Leise summet der Stau

Manch einer setzt seine Hoffnungen in die Elektromobilität. Nur: Wie wird uns die im täglichen Stau helfen? Leise summend wird er sein, der Stau, leiser noch als das Radio, das uns die Staumeldungen übermittelt. Oder man räumt einen „Nulltarif“ im ÖPNV ein und suggeriert die abstruse Hoffnung, dass man damit in ausgewählten Städten der „Dieselbedrohung“ Herr werden könne. In einigen Politikerohren klingt das sicherlich verheißungsvoll. Es ist aber auch nur ein schwaches Pflänzchen, das nicht überleben kann, weil es den Hebel am falschen Punkt ansetzt.

Wir wissen, Politik denkt vor allem kurzfristig, sie reagiert, anstatt zu versuchen, die Ursachen herauszufinden. Denn zu fragen wäre: Wo entstehen die Verkehrsbelastungen, die die Städte „bedrohen“? Die Antwort ist einfach: Immer dort, wo Menschen ihr Recht auf Mobilität wahrnehmen wollen und müssen.

Die jüngsten Zahlen des Statistischen Bundesamtes zeigen, dass beinahe zwei Drittel der Bevölkerung in gering oder mitteldicht besiedelten Regionen leben. Es ist diesen Menschen nicht vorzuwerfen, dass sie ihr Auto benutzen, wenn nichts anderes vorhanden ist, um zur Arbeit oder zum Einkaufen zu gelangen.

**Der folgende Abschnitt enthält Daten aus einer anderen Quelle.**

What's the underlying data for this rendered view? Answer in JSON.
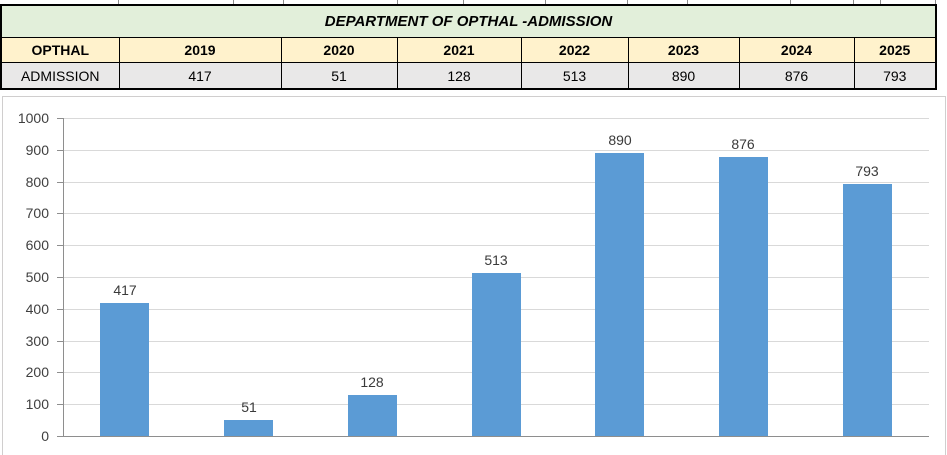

Der Verkehrsdruck, der auf den Städten lastet, kommt hingegen hauptsächlich aus dem Umland, aus der Peripherie, dem „Speckgürtel“. Für Verkehrsplaner ist folgende Faustregel hilfreich: Binnenverkehre sind mit 40 Prozent zu gewichten, Quell-Ziel-Verkehre mit 50 Prozent, Durchgangsverkehre mit zehn. Die Quell-Ziel-Verkehre entstehen im ländlichen Raum, es sind Verkehre von Ein- und Auspendlern, das heißt Menschen, die Einkaufs- und Kulturangebote wahrnehmen wollen, die es im ländlichen Raum nicht mehr gibt. Nicht nur Großstädte, auch Klein- und Mittelstädte leiden unter dem Druck. Durchschnittlich stehen etwa 70 Prozent Einpendlern etwa 30 Prozent Auspendler gegenüber.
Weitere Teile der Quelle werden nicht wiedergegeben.